Lubrication of cam followers

Hi Guys
I was cleaning up the blocks that hold the cam followers and noticed that the centre block does not have lubrication holes for the follower stems. There is an oil gallery just as for the 2 other blocks which are lubricated. At first I thought my centre block was faulty but on inspection of another found it to be exactly the same. This means that the centre 4 followers are operating on very limited lubrication.Do you think it would be worthwhile using a small carbide drill to add holes as per the other 2 blocks?

Oil from each rocker flows down the outside of each corresponding push rod to lubricate each valve tappet and the camshaft surface in contact with each tappet.

Immediately behind the centre block is an oil gallery - so 4 small holes would force feed lubrication to the follower stems like in the other 2 blocks. Seems a better lubrication method to me rather than relying on oil dripping off a dynamic push rod.

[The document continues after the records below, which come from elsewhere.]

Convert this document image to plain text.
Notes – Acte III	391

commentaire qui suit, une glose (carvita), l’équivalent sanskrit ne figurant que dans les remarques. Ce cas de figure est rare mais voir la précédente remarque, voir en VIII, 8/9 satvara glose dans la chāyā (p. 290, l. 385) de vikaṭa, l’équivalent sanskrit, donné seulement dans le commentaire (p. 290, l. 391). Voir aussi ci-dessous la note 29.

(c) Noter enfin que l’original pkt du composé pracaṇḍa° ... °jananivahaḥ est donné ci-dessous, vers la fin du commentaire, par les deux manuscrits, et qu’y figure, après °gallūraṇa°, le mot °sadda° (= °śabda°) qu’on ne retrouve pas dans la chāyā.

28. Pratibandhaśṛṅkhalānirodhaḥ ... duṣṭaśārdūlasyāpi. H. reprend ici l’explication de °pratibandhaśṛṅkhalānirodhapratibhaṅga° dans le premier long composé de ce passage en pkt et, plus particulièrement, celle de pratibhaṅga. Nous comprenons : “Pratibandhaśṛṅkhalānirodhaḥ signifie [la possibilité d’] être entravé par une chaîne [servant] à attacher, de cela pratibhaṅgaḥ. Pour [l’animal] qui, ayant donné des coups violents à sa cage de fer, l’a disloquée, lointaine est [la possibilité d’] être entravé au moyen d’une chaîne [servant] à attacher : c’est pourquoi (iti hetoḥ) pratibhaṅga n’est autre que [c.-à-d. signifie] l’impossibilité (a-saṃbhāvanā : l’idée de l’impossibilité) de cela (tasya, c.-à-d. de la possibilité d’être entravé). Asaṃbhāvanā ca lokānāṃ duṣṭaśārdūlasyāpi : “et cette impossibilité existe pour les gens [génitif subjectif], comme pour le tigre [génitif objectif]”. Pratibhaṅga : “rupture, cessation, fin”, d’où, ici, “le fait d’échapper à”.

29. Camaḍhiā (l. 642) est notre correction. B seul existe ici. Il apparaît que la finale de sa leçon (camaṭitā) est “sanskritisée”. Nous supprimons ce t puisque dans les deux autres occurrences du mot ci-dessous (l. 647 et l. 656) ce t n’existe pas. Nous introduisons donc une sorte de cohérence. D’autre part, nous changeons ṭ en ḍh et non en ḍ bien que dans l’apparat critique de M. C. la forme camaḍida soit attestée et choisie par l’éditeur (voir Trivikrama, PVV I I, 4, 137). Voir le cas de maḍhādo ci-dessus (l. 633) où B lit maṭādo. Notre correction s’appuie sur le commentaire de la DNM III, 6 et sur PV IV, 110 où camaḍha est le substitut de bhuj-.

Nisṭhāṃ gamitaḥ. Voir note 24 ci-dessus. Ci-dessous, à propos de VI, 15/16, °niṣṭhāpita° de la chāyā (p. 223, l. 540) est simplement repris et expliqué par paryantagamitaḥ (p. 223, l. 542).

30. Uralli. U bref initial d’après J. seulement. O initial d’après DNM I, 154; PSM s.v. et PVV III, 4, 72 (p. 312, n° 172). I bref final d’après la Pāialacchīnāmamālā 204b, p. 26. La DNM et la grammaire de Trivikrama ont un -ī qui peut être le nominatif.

I wonder if the decision not to feed the tappets at this point was because they were more concerned by loosing oil pressure to the centre main. I can’t say that I’ve noticed any particular problem with wear on the centre four tappets but the centre main bearing is really vulnerable.

Peter

Yes , the oil doesn’t just 'drip’óff. If all is done correctly quite an amount of oil runs down each push rod The wear factor on cam followers is the surface that the cam lobe runs on , not the stems.

We discussed those tappet blocks once before, in connection with the holding screw lengths.

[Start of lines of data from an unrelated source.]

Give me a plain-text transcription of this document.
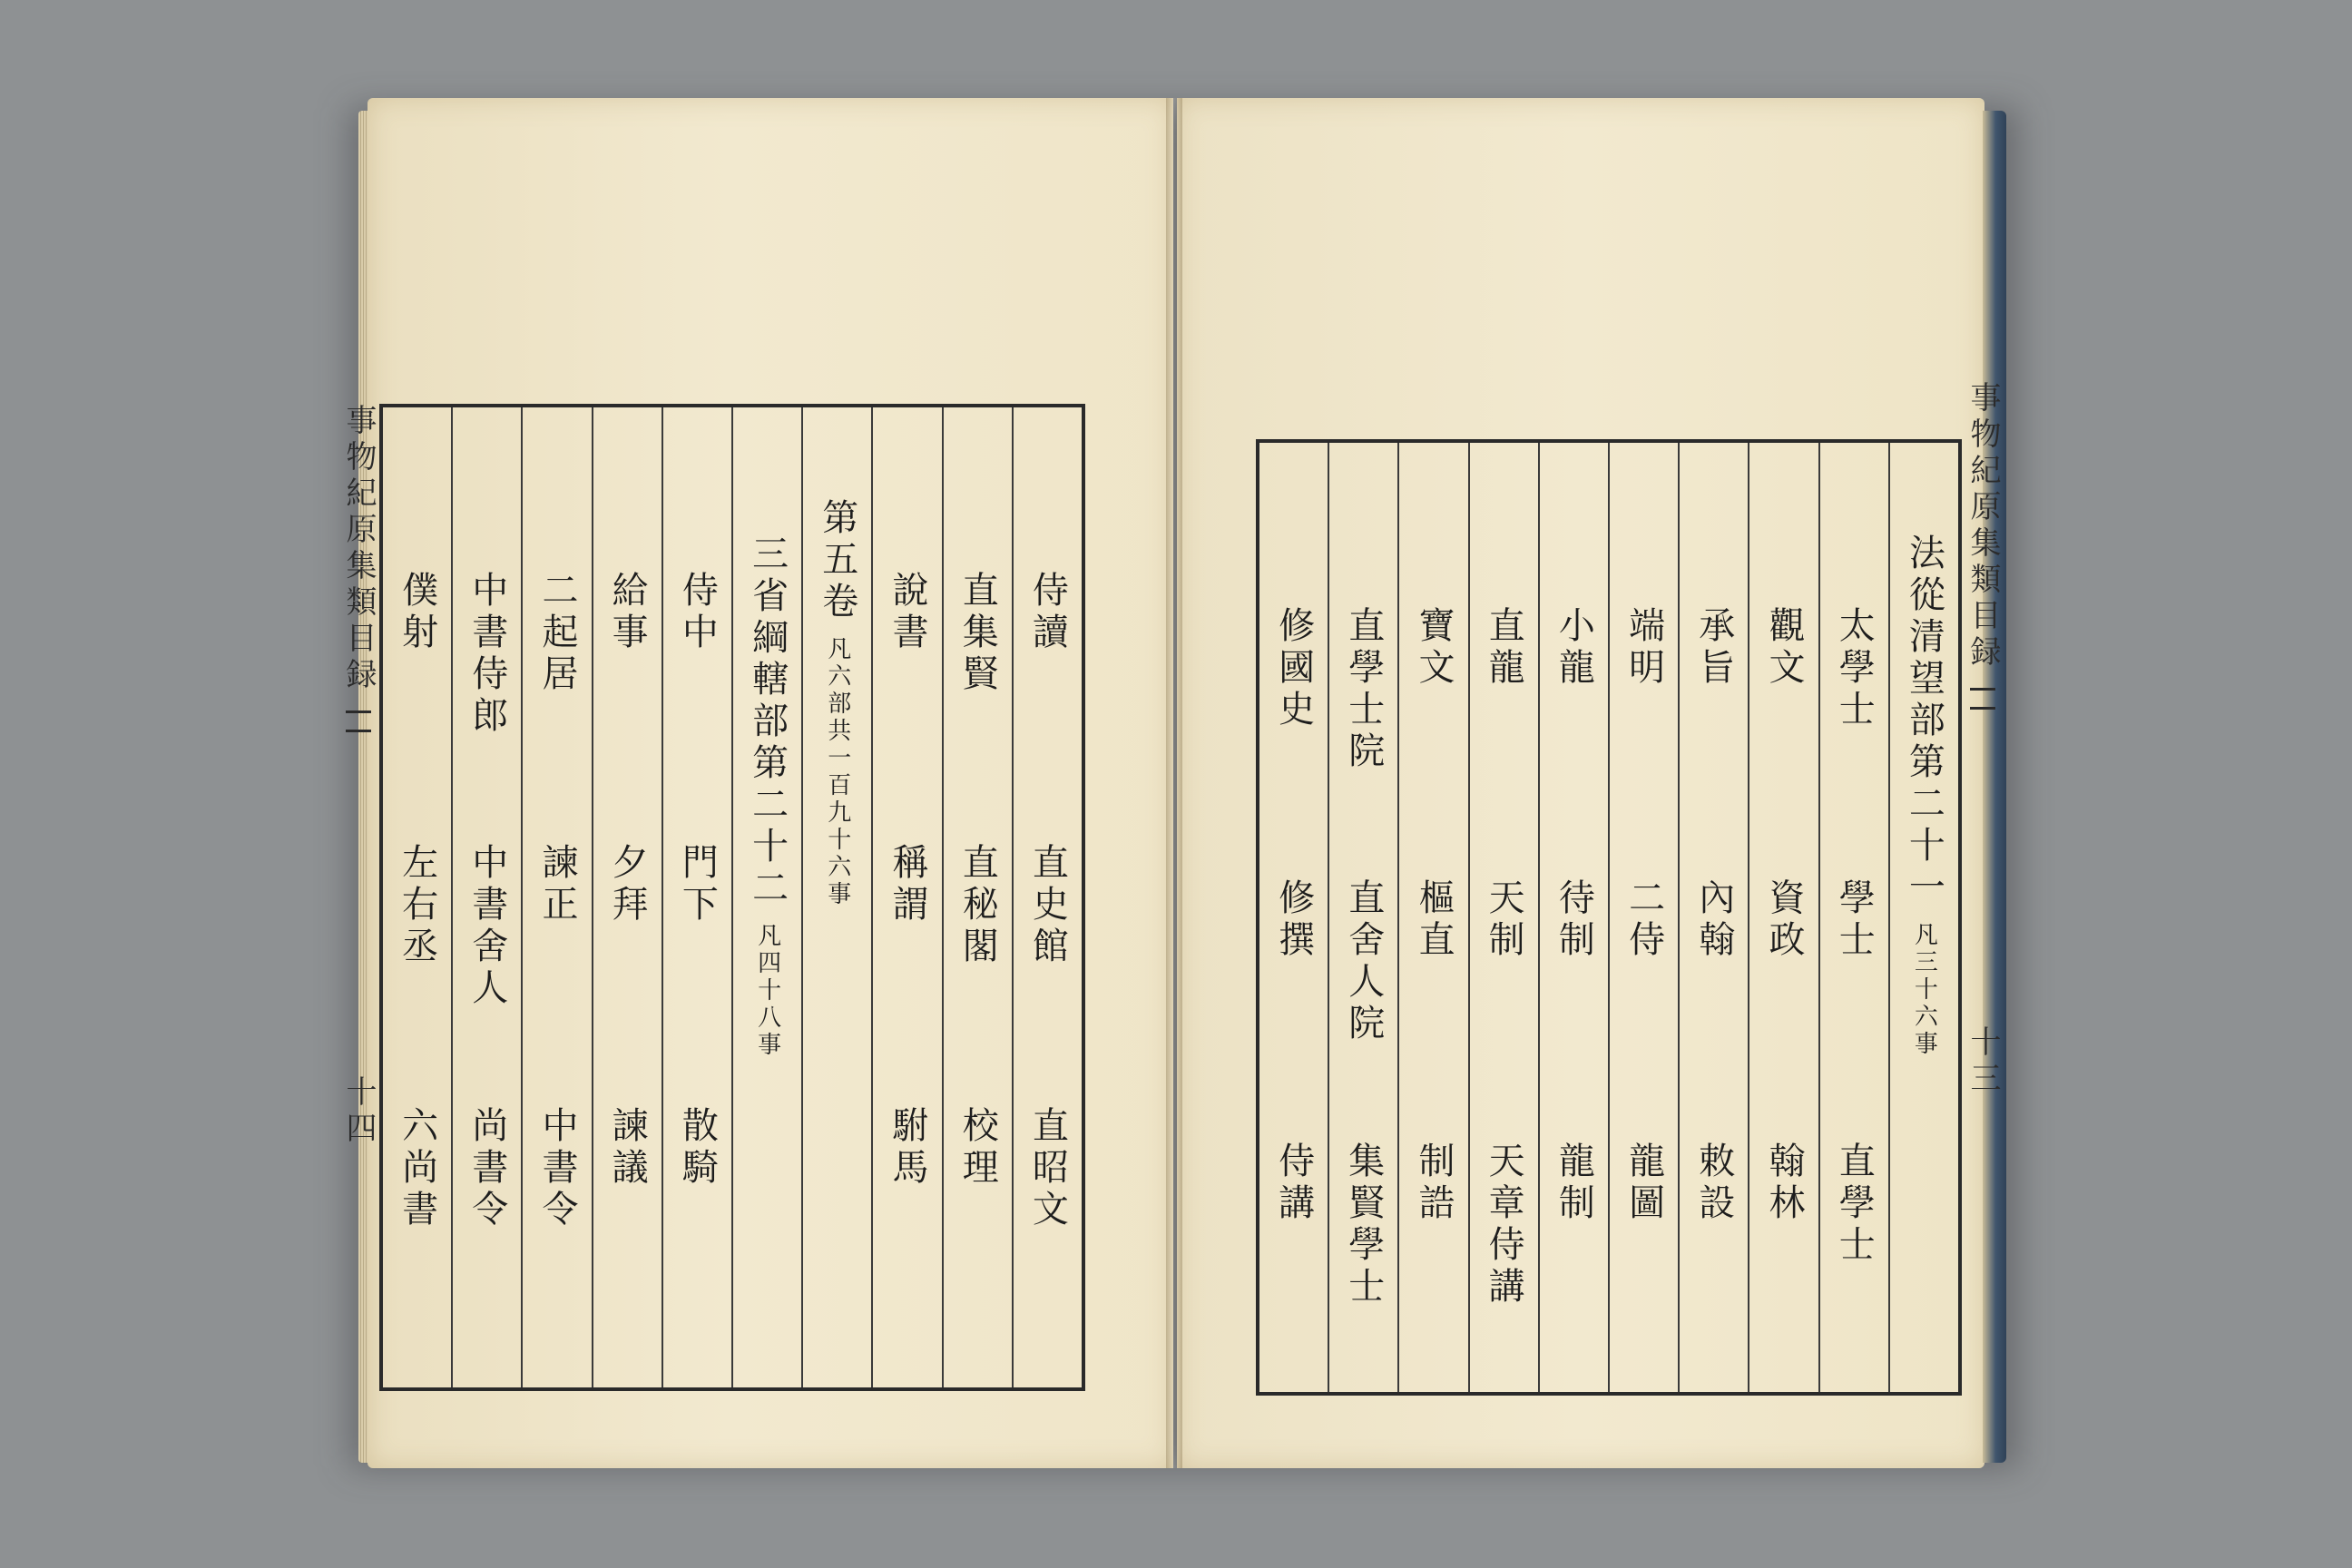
事物紀原集類目録
十四
侍讀
直史館
直昭文
直集賢
直秘閣
校理
說書
稱謂
駙馬
第五卷
凡六部共一百九十六事
三省綱轄部第二十二
凡四十八事
侍中
門下
散騎
給事
夕拜
諫議
二起居
諫正
中書令
中書侍郎
中書舍人
尚書令
僕射
左右丞
六尚書
法從清望部第二十一
凡三十六事
太學士
學士
直學士
觀文
資政
翰林
承旨
內翰
敕設
端明
二侍
龍圖
小龍
待制
龍制
直龍
天制
天章侍講
寶文
樞直
制誥
直學士院
直舍人院
集賢學士
修國史
修撰
侍講
事物紀原集類目録
十三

I have two sets from Mark Vs and none of them have any holes through to the stems.


and there are no supply holes in the block.

Thanks for the input guys. If all the holes have been deleted in the Mk5, then Jaguar must have deemed them unnecessary. Will bolt it back together and leave it as standard.

Now that you mention 'standard"I wonder… the holes would have been needed on the sidevave SS1 engines as there were no pushrods or over head ear to supply oil
As the OHV engines started out as a conversion, One might think the holes were just an historic carry over,like a persons appendix.
Until someone though , we do’t need these and can save tuppence halfpenny per engine by omitting that step.

When I was overhauling my 2.5 engine earlier this year I came to the same conclusion and decided to seal the feed holes in the block with brass plugs,in order to eliminate any internal oil leaks / pressure loss (albeit relatively minor) from between the tappet blocks and crankcase.
I suspect the side valve versions may have had a gasket fitted here previously.